Pero no sé qué trae consigo este mes de septiembre que me está llevando a considerar si no formaré parte de ese otro grupo, el de quienes se aferran a que lo anterior no termine. Y aunque sigo pensando que este mes es el primero de un año que siempre se ha medido de forma diferente a los calendarios, hay una parte de mí que se obstina y que por primera vez ve algo que huele a trampa en esa alegría de cuadernos nuevos y lápices, en ese festín que constituye la visita a la papelería, la aparición de coleccionables (cada vez menos y cada vez más extravagantes, en los cada vez más escasos kioscos), los primeros colores del otoño en los escaparates, y la formulación de planes, proyectos y propósitos.
No es que el verano haya sido particularmente extraordinario y que abandonarlo se me haga tan duro como las despedidas de los veranos de la adolescencia, aquellos de promesas de cartas interminables para las ausencias. Tampoco tengo un ataque de nostalgia, que eso sí que sigue pareciéndome una forma de contarnos mentiras bonitas envueltas en celofán. Es solo que quiero que las cosas duren exactamente el tiempo que tienen que durar. Que no quiero que vivir sea una carrera cada vez más veloz en que vamos dejando atrás un año y otro, una primavera que rápidamente queda sepultada bajo los rigores del verano, que a su vez tampoco dura porque la vuelta al cole ataca desde principios de agosto y tampoco puedes disfrutarla, porque apenas es otoño los supermercados empiezan a ofrecer su catálogo de turrones.

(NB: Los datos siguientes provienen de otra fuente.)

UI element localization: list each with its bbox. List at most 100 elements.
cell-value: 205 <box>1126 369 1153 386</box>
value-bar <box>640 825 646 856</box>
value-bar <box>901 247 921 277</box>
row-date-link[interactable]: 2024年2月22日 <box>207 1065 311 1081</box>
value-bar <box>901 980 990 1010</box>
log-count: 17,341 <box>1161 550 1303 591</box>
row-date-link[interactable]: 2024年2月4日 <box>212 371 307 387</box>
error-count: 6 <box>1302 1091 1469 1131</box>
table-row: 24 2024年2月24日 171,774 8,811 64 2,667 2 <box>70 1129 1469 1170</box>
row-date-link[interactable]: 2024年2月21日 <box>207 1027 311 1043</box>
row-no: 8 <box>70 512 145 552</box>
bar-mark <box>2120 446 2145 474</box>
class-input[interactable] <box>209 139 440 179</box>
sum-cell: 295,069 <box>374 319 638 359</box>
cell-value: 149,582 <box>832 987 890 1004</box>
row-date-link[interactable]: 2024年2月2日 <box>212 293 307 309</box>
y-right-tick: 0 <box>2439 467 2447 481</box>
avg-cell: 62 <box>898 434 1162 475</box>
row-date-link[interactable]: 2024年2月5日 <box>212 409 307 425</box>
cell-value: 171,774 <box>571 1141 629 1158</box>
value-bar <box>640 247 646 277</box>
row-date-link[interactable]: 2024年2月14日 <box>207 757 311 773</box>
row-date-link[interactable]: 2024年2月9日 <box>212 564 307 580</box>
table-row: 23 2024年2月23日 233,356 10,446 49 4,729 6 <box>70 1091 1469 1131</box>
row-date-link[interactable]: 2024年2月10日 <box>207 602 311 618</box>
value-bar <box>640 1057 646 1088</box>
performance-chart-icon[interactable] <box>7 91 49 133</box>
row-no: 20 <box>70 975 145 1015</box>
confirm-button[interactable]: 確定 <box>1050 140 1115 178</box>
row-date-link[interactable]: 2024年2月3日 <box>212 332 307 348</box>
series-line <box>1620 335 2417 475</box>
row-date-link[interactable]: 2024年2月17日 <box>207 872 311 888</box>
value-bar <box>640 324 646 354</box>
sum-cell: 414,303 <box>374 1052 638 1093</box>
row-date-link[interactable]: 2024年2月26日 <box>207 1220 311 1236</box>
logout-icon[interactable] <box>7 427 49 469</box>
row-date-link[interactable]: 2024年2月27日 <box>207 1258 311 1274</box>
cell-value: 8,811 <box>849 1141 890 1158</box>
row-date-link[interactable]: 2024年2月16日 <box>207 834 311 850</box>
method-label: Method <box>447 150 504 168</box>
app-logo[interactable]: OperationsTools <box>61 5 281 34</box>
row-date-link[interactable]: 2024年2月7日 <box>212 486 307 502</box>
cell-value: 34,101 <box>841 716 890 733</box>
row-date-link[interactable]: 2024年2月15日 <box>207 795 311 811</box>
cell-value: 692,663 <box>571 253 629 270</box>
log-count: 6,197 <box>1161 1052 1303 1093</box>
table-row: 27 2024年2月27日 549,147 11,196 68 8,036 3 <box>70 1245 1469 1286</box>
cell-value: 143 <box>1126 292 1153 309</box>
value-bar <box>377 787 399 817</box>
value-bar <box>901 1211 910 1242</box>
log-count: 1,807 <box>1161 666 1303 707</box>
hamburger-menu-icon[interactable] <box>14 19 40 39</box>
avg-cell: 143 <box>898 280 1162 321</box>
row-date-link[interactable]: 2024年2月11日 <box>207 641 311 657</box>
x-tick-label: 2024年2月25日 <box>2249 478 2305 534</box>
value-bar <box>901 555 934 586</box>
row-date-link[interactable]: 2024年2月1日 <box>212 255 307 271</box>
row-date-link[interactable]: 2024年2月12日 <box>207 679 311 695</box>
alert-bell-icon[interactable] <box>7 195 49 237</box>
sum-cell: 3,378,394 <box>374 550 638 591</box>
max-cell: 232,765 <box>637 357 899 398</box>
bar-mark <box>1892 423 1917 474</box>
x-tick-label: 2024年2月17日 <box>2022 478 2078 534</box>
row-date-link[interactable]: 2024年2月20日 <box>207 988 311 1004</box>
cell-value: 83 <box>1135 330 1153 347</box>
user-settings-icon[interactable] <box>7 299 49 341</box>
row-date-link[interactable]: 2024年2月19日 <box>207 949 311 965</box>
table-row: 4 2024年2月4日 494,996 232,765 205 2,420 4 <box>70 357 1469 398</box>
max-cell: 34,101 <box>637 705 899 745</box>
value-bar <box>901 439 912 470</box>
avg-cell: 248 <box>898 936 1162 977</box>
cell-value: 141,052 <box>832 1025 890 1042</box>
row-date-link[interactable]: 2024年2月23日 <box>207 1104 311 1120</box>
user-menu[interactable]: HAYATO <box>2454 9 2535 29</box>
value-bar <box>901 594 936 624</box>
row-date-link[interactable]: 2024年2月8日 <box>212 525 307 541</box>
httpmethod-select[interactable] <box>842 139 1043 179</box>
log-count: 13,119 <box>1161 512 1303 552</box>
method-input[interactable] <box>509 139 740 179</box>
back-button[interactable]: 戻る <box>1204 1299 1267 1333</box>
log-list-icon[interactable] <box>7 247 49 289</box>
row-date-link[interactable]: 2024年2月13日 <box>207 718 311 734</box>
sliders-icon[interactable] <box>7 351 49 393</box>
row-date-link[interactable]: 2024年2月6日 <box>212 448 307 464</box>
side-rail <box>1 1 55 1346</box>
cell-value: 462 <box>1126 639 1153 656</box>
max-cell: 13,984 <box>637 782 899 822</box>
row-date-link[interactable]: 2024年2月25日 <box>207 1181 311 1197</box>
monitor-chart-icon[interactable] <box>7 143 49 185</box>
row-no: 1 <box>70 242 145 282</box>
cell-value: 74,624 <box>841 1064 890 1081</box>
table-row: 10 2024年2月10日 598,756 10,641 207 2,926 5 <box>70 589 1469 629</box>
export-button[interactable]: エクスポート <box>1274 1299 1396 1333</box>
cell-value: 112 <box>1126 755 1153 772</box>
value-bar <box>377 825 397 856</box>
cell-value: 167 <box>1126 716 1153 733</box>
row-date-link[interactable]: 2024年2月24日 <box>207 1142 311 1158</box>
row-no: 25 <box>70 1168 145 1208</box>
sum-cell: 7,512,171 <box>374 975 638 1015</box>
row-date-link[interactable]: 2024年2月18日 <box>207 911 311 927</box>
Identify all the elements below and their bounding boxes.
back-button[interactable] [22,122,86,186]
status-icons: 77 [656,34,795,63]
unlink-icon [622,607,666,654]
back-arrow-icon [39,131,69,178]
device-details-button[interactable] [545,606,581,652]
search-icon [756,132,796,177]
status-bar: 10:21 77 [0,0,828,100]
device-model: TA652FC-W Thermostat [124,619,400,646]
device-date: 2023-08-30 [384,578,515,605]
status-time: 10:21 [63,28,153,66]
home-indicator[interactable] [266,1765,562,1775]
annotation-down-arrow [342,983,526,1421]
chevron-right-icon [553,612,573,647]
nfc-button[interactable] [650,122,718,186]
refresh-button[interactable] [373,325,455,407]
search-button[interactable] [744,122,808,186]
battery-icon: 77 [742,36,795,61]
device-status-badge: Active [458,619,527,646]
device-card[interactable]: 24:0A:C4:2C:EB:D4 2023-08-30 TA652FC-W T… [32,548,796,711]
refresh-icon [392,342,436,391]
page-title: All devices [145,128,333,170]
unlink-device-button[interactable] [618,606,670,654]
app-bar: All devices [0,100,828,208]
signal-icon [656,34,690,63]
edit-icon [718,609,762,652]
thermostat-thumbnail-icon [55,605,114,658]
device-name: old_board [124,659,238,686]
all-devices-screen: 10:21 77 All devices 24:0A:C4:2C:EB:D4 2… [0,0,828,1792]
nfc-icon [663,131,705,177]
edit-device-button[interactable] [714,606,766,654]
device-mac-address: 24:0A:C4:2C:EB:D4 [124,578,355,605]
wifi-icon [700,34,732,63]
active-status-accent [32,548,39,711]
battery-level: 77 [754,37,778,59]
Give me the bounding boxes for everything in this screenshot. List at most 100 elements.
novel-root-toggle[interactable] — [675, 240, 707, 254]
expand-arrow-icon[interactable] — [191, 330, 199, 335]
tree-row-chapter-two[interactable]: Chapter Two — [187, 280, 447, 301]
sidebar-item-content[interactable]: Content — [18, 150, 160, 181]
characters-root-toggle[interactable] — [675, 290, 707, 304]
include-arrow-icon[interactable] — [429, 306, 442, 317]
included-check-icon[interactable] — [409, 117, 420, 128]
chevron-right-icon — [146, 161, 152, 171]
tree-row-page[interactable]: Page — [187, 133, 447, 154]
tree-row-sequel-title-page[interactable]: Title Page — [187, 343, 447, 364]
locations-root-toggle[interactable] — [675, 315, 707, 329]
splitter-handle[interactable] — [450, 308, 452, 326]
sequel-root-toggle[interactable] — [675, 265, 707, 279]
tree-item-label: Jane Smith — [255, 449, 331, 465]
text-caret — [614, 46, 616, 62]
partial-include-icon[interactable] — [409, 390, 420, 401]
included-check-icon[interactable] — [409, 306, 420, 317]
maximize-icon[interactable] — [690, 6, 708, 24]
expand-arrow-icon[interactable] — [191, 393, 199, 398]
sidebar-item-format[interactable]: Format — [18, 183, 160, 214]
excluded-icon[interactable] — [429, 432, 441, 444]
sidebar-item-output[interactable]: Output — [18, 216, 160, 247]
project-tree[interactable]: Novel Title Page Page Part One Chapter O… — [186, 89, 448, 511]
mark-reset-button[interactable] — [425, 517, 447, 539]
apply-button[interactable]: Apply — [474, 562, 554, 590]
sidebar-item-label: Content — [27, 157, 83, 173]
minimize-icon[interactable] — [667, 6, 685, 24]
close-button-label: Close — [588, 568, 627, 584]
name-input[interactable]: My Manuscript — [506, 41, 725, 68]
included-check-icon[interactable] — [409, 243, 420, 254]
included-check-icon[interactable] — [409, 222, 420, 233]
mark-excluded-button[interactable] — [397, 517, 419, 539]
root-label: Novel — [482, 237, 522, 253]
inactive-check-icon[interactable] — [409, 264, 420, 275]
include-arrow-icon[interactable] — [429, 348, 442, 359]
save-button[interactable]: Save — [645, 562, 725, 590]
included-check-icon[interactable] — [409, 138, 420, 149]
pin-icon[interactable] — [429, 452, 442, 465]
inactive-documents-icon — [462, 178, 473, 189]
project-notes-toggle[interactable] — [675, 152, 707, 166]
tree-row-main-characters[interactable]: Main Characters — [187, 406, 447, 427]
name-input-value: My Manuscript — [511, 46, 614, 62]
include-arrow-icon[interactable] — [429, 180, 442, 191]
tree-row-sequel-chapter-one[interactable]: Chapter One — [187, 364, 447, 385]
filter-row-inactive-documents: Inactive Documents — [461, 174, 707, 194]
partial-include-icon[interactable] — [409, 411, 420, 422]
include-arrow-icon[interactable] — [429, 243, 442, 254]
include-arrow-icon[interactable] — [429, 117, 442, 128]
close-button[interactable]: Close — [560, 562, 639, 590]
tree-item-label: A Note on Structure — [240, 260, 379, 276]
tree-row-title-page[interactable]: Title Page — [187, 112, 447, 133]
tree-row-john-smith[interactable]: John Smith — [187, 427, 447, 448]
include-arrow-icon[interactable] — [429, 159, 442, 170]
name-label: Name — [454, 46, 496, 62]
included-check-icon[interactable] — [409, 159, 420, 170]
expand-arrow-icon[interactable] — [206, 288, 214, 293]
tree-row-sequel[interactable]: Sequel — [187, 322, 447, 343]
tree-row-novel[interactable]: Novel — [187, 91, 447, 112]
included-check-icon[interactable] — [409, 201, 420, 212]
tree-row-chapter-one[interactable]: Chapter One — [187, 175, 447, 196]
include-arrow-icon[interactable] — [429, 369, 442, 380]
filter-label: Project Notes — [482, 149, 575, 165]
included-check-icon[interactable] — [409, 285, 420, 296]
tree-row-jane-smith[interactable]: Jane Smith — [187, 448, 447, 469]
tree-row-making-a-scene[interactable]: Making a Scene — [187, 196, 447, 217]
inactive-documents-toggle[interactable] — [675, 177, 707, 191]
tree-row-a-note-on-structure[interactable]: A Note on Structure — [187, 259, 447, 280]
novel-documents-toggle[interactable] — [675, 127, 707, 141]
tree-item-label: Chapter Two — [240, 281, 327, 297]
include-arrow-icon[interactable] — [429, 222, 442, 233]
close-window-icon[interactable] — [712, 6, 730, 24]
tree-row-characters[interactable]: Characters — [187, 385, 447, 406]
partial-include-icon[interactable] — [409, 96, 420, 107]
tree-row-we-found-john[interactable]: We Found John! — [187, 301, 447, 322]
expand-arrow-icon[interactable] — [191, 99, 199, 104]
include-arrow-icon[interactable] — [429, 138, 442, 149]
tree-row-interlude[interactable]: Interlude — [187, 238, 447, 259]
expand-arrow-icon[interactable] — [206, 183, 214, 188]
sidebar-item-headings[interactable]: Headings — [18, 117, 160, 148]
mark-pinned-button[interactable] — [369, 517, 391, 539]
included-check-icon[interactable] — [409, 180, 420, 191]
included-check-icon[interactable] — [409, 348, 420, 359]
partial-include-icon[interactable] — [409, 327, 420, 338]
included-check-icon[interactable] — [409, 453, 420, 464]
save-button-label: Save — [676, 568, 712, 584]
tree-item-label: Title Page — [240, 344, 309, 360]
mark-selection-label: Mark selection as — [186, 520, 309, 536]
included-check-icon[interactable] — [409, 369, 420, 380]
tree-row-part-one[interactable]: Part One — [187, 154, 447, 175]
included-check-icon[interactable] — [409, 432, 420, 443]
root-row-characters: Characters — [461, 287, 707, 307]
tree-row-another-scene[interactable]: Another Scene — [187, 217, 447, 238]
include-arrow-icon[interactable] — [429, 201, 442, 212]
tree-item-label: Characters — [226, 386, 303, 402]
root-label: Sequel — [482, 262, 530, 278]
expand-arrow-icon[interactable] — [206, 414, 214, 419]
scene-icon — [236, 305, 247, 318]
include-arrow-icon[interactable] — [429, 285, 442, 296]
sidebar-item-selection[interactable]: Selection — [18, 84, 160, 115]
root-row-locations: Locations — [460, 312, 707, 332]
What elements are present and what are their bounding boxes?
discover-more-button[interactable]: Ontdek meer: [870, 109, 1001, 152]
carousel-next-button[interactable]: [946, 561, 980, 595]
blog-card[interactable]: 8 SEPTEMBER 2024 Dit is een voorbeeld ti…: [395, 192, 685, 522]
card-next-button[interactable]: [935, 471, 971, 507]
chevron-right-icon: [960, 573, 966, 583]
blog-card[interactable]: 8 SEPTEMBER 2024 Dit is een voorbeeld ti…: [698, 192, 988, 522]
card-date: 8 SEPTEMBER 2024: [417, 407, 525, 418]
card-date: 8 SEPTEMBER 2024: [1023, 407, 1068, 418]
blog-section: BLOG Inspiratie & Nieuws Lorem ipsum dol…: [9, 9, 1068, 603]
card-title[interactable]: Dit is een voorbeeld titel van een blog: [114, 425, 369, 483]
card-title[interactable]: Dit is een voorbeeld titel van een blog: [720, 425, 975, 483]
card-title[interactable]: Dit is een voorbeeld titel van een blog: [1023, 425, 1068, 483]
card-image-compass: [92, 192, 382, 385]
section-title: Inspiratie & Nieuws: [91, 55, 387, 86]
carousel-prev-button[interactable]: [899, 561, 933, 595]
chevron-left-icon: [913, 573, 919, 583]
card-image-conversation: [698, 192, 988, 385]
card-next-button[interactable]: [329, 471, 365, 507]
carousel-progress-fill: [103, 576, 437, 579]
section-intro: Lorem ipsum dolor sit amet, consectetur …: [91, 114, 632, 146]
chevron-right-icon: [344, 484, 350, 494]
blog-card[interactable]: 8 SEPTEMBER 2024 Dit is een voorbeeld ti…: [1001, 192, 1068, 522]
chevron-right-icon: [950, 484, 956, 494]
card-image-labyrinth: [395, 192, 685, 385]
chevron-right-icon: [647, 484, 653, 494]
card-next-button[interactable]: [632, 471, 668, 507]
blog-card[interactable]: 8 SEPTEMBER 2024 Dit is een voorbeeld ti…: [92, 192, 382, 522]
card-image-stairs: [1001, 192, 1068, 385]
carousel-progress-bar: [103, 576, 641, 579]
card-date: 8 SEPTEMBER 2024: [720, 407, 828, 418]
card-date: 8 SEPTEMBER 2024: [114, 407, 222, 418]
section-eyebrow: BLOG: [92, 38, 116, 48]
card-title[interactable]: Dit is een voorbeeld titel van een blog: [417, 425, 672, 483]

Cumplir años nos da la medida del tiempo y descubrimos por fin, cuando ya no nos sirve de mucho, que esto de los días es un atraco cotidiano y repetido que alguien con mala baba ejecuta sin piedad y con la alevosía que le regala nuestra vulnerabilidad, y la mentira de la novedad y el cambio nos resta el placer de la lentitud.
Y yo, que siempre he adorado la llegada de septiembre, por primera vez quiero que nadie me robe el trocito de verano que nos queda, esos días que empiezan a ser dorados y esa luz de verdad, la que no necesita los filtros de Instagram, que pasan desapercibidos porque estamos a otra cosa. Y quiero que los martes sean martes todo el día y no una añoranza de lo perdido. Que las fresas tengan su tiempo, que en diciembre no haya cerezas para que en junio sean una fiesta. Quiero que los días tengan de verdad veinticuatro horas con sus sesenta minutos cada una y que la prisa por ir viviendo cada vez más rápido no sea capaz de arrebatarnos en un empeño incomprensible el tiempo que nos queda, el único que es nuestro.